Removing these defects increases the power output of the actuator by more than 300 percent and significantly improves its lifespan, Chen says.
The researchers also optimized the thin electrodes, which are composed of carbon nanotubes, super-strong rolls of carbon that are about 1/50,000 the diameter of human hair. Higher concentrations of carbon nanotubes increase the actuator’s power output and reduce voltage, but dense layers also contain more defects.
For instance, the carbon nanotubes have sharp ends and can pierce the elastomer, which causes the device to short out, Chen explains. After much trial and error, the researchers found the optimal concentration.
Another problem comes from the curing stage — as more layers are added, the actuator takes longer and longer to dry.
“The first time I asked my student to make a multilayer actuator, once he got to 12 layers, he had to wait two days for it to cure. That is totally not sustainable, especially if you want to scale up to more layers,” Chen says.
They found that baking each layer for a few minutes immediately after the carbon nanotubes are transferred to the elastomer cuts down the curing time as more layers are added.
Best-in-class performance
After using this technique to create a 20-layer artificial muscle, they tested it against their previous six-layer version and state-of-the-art, rigid actuators.
During liftoff experiments, the 20-layer actuator, which requires less than 500 volts to operate, exerted enough power to give the robot a lift-to-weight ratio of 3.7 to 1, so it could carry items that are nearly three times its weight.
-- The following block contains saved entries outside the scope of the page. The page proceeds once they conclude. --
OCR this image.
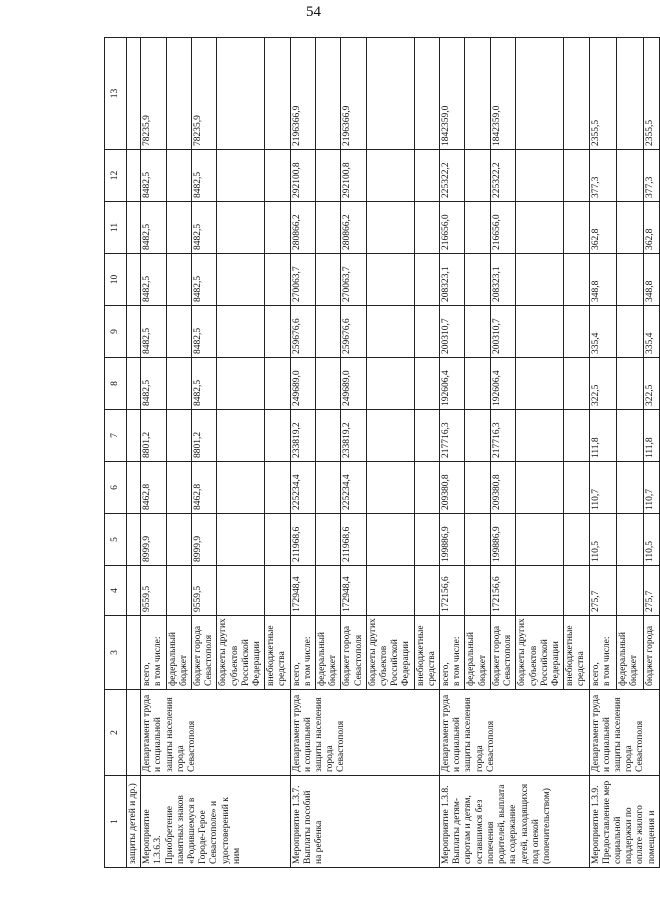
54
1	2	3	4	5	6	7	8	9	10	11	12	13
защиты детей и др.)												
Мероприятие 1.3.6.3. Приобретение памятных знаков «Родившемуся в Городе-Герое Севастополе» и удостоверений к ним	Департамент труда и социальной защиты населения города Севастополя	всего, в том числе:	9559,5	8999,9	8462,8	8801,2	8482,5	8482,5	8482,5	8482,5	8482,5	78235,9

		федеральный бюджет										

		бюджет города Севастополя	9559,5	8999,9	8462,8	8801,2	8482,5	8482,5	8482,5	8482,5	8482,5	78235,9

		бюджеты других субъектов Российской Федерации										

		внебюджетные средства										

Мероприятие 1.3.7. Выплаты пособий на ребенка	Департамент труда и социальной защиты населения города Севастополя	всего, в том числе:	172948,4	211968,6	225234,4	233819,2	249689,0	259676,6	270063,7	280866,2	292100,8	2196366,9

		федеральный бюджет										

		бюджет города Севастополя	172948,4	211968,6	225234,4	233819,2	249689,0	259676,6	270063,7	280866,2	292100,8	2196366,9

		бюджеты других субъектов Российской Федерации										

		внебюджетные средства										

Мероприятие 1.3.8. Выплаты детям-сиротам и детям, оставшимся без попечения родителей, выплата на содержание детей, находящихся под опекой (попечительством)	Департамент труда и социальной защиты населения города Севастополя	всего, в том числе:	172156,6	199886,9	209380,8	217716,3	192606,4	200310,7	208323,1	216656,0	225322,2	1842359,0

		федеральный бюджет										

		бюджет города Севастополя	172156,6	199886,9	209380,8	217716,3	192606,4	200310,7	208323,1	216656,0	225322,2	1842359,0

		бюджеты других субъектов Российской Федерации										

		внебюджетные средства										

Мероприятие 1.3.9. Предоставление мер социальной поддержки по оплате жилого помещения и	Департамент труда и социальной защиты населения города Севастополя	всего, в том числе:	275,7	110,5	110,7	111,8	322,5	335,4	348,8	362,8	377,3	2355,5

		федеральный бюджет										

		бюджет города	275,7	110,5	110,7	111,8	322,5	335,4	348,8	362,8	377,3	2355,5
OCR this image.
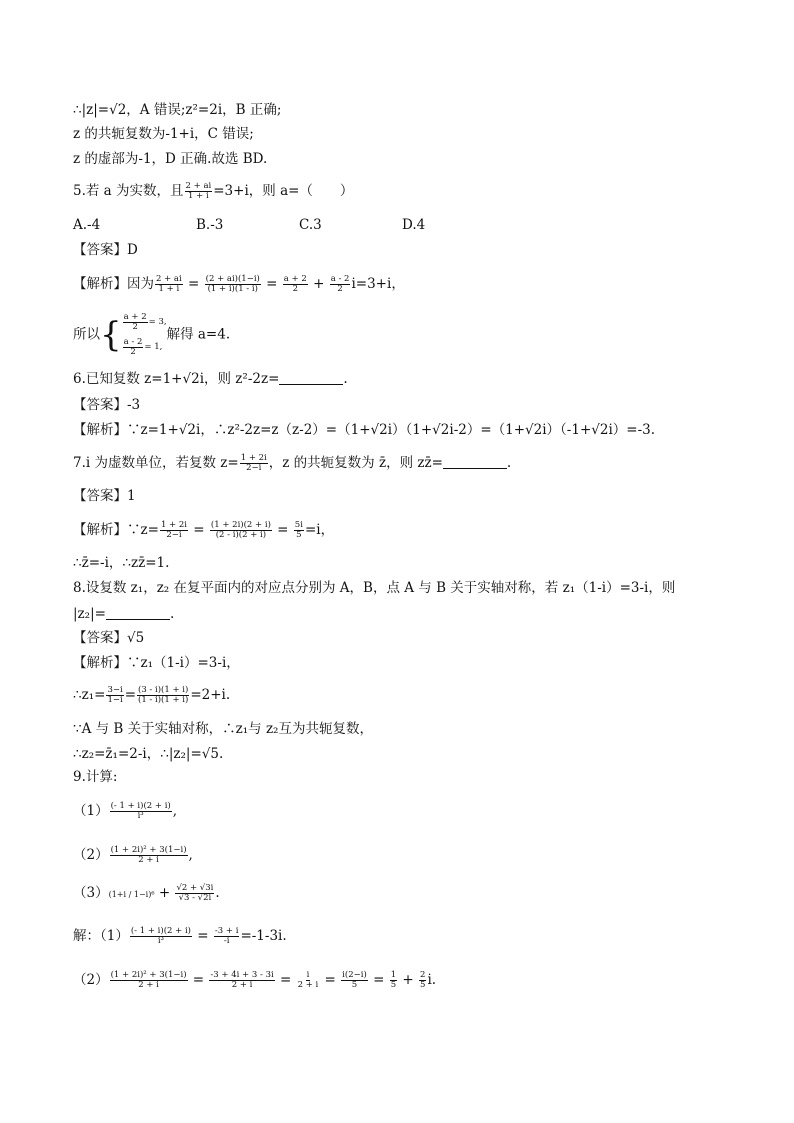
∴|z|=√2，A 错误;z²=2i，B 正确;
z 的共轭复数为-1+i，C 错误;
z 的虚部为-1，D 正确.故选 BD.
5.若 a 为实数，且 $\frac{2 + ai}{1 + i} =3+i$，则 a=（　　）
A.-4	B.-3	C.3	D.4
【答案】D
【解析】因为 $\frac{2 + ai}{1 + i} = \frac{(2 + ai)(1-i)}{(1 + i)(1 - i)} = \frac{a + 2}{2} + \frac{a - 2}{2} i=3+i$，
所以{ $\frac{a + 2}{2} = 3$,
$\frac{a - 2}{2} = 1$,
解得 a=4.
6.已知复数 z=1+√2i，则 z²-2z=	.
【答案】-3
【解析】∵z=1+√2i，∴z²-2z=z（z-2）=（1+√2i）（1+√2i-2）=（1+√2i）（-1+√2i）=-3.
7.i 为虚数单位，若复数 $z= \frac{1 + 2i}{2-i}$ ，z 的共轭复数为 z̄，则 zz̄=	.
【答案】1
【解析】∵z= $\frac{1 + 2i}{2-i} = \frac{(1 + 2i)(2 + i)}{(2 - i)(2 + i)} = \frac{5i}{5} =i$，
∴z̄=-i，∴zz̄=1.
8.设复数 z₁，z₂ 在复平面内的对应点分别为 A，B，点 A 与 B 关于实轴对称，若 z₁（1-i）=3-i，则
|z₂|=	.
【答案】√5
【解析】∵z₁（1-i）=3-i，
∴z₁= $\frac{3-i}{1-i} = \frac{(3 - i)(1 + i)}{(1 - i)(1 + i)} =2+i$.
∵A 与 B 关于实轴对称，∴z₁与 z₂互为共轭复数，
∴z₂=z̄₁=2-i，∴|z₂|=√5.
9.计算:
$(1) \frac{(- 1 + i)(2 + i)}{\text{i³}}$ ,
$(2) \frac{\text{(1 + 2i)² + 3(1−i)}}{2 + i}$ ,
$(3)(1+i / 1-i)^6 + \frac{√2 + √3i}{√3 - √2i}$ .
解：$(1) \frac{(- 1 + i)(2 + i)}{\text{i³}} = \frac{-3 + i}{-i} =-1-3i$.
$(2) \frac{\text{(1 + 2i)² + 3(1−i)}}{2 + i} = \frac{-3 + 4i + 3 - 3i}{2 + i} = \frac{i}{2 + i} = \frac{i(2-i)}{5} = \frac{1}{5} + \frac{2}{5} i$.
“We demonstrate that this robot, weighing less than a gram, flies for the longest time with the smallest error during a hovering flight,” says Kevin Chen. Credits: Courtesy of the researchers
They also demonstrated a 20-second hovering flight, which Chen says is the longest ever recorded by a sub-gram robot. Their hovering robot held its position more stably than any of the others. The 20-layer actuator was still working smoothly after being driven for more than 2 million cycles, far outpacing the lifespan of other actuators.
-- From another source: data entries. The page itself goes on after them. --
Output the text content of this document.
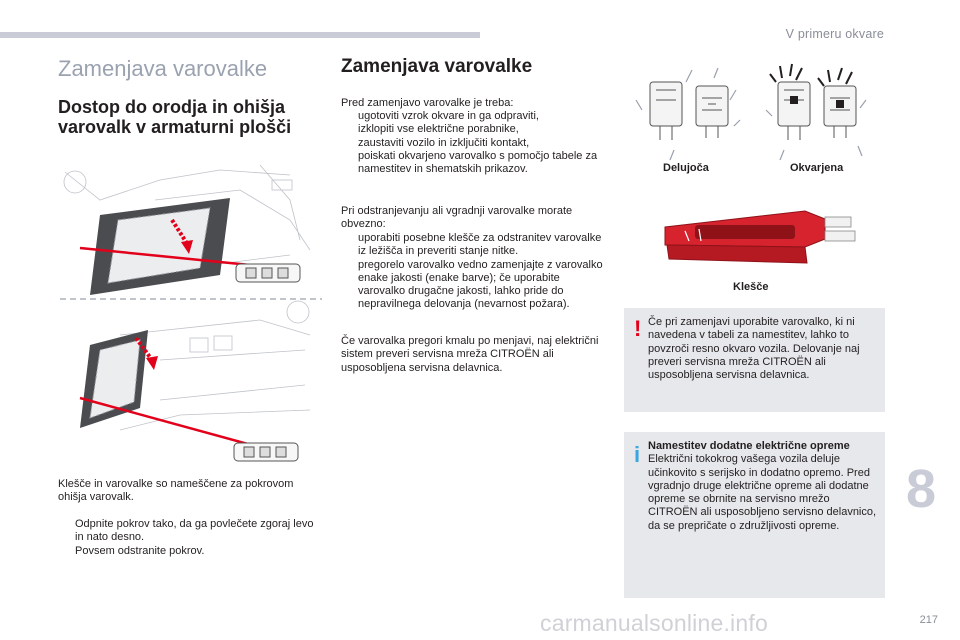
V primeru okvare
Zamenjava varovalke
Dostop do orodja in ohišja varovalk v armaturni plošči
Klešče in varovalke so nameščene za pokrovom ohišja varovalk.
Odpnite pokrov tako, da ga povlečete zgoraj levo in nato desno.
Povsem odstranite pokrov.
Zamenjava varovalke
Pred zamenjavo varovalke je treba:
ugotoviti vzrok okvare in ga odpraviti,
izklopiti vse električne porabnike,
zaustaviti vozilo in izključiti kontakt,
poiskati okvarjeno varovalko s pomočjo tabele za namestitev in shematskih prikazov.
Pri odstranjevanju ali vgradnji varovalke morate obvezno:
uporabiti posebne klešče za odstranitev varovalke iz ležišča in preveriti stanje nitke.
pregorelo varovalko vedno zamenjajte z varovalko enake jakosti (enake barve); če uporabite varovalko drugačne jakosti, lahko pride do nepravilnega delovanja (nevarnost požara).
Če varovalka pregori kmalu po menjavi, naj električni sistem preveri servisna mreža CITROËN ali usposobljena servisna delavnica.
Delujoča	Okvarjena
Klešče
! Če pri zamenjavi uporabite varovalko, ki ni navedena v tabeli za namestitev, lahko to povzroči resno okvaro vozila. Delovanje naj preveri servisna mreža CITROËN ali usposobljena servisna delavnica.
i Namestitev dodatne električne opreme
Električni tokokrog vašega vozila deluje učinkovito s serijsko in dodatno opremo. Pred vgradnjo druge električne opreme ali dodatne opreme se obrnite na servisno mrežo CITROËN ali usposobljeno servisno delavnico, da se prepričate o združljivosti opreme.
8
carmanualsonline.info	217
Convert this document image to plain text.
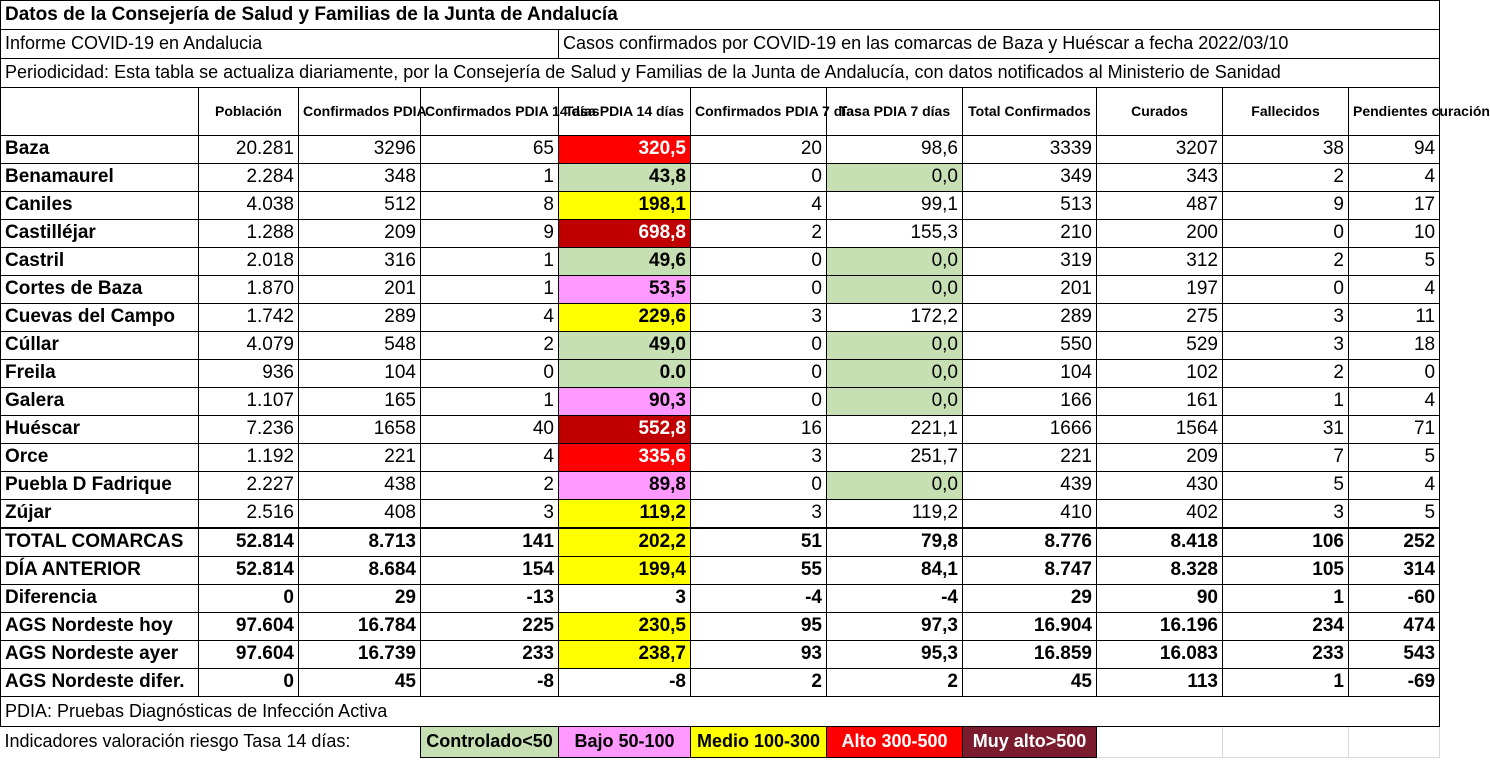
Datos de la Consejería de Salud y Familias de la Junta de Andalucía										
Informe COVID-19 en Andalucia				Casos confirmados por COVID-19 en las comarcas de Baza y Huéscar a fecha 2022/03/10						
Periodicidad: Esta tabla se actualiza diariamente, por la Consejería de Salud y Familias de la Junta de Andalucía, con datos notificados al Ministerio de Sanidad										
	Población	Confirmados PDIA	Confirmados PDIA 14 días	Tasa PDIA 14 días	Confirmados PDIA 7 días	Tasa PDIA 7 días	Total Confirmados	Curados	Fallecidos	Pendientes curación
Baza	20.281	3296	65	320,5	20	98,6	3339	3207	38	94
Benamaurel	2.284	348	1	43,8	0	0,0	349	343	2	4
Caniles	4.038	512	8	198,1	4	99,1	513	487	9	17
Castilléjar	1.288	209	9	698,8	2	155,3	210	200	0	10
Castril	2.018	316	1	49,6	0	0,0	319	312	2	5
Cortes de Baza	1.870	201	1	53,5	0	0,0	201	197	0	4
Cuevas del Campo	1.742	289	4	229,6	3	172,2	289	275	3	11
Cúllar	4.079	548	2	49,0	0	0,0	550	529	3	18
Freila	936	104	0	0.0	0	0,0	104	102	2	0
Galera	1.107	165	1	90,3	0	0,0	166	161	1	4
Huéscar	7.236	1658	40	552,8	16	221,1	1666	1564	31	71
Orce	1.192	221	4	335,6	3	251,7	221	209	7	5
Puebla D Fadrique	2.227	438	2	89,8	0	0,0	439	430	5	4
Zújar	2.516	408	3	119,2	3	119,2	410	402	3	5
TOTAL COMARCAS	52.814	8.713	141	202,2	51	79,8	8.776	8.418	106	252
DÍA ANTERIOR	52.814	8.684	154	199,4	55	84,1	8.747	8.328	105	314
Diferencia	0	29	-13	3	-4	-4	29	90	1	-60
AGS Nordeste hoy	97.604	16.784	225	230,5	95	97,3	16.904	16.196	234	474
AGS Nordeste ayer	97.604	16.739	233	238,7	93	95,3	16.859	16.083	233	543
AGS Nordeste difer.	0	45	-8	-8	2	2	45	113	1	-69
PDIA: Pruebas Diagnósticas de Infección Activa										
Indicadores valoración riesgo Tasa 14 días:			Controlado<50	Bajo 50-100	Medio 100-300	Alto 300-500	Muy alto>500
“Two years ago, we created the most power-dense actuator and it could barely fly. We started to wonder, can soft robots ever compete with rigid robots? We observed one defect after another, so we kept working and we solved one fabrication problem after another, and now the soft actuator’s performance is catching up. They are even a little bit better than the state-of-the-art rigid ones. And there are still a number of fabrication processes in material science that we don’t understand. So, I am very excited to continue to reduce actuation voltage,” he says.
Chen looks forward to collaborating with Niroui to build actuators in a clean room at MIT.nano and leverage nanofabrication techniques. Now, his team is limited to how thin they can make the layers due to dust in the air and a maximum spin coating speed. Working in a clean room eliminates this problem and would allow them to use methods, such as doctor blading, that are more precise than spin coating.
While Chen is thrilled about producing 10-micrometer actuator layers, his hope is to reduce the thickness to only 1 micrometer, which would open the door to many applications for these insect-sized robots.
This work is supported, in part, by the MIT Research Laboratory of Electronics and a Mathworks Graduate Fellowship.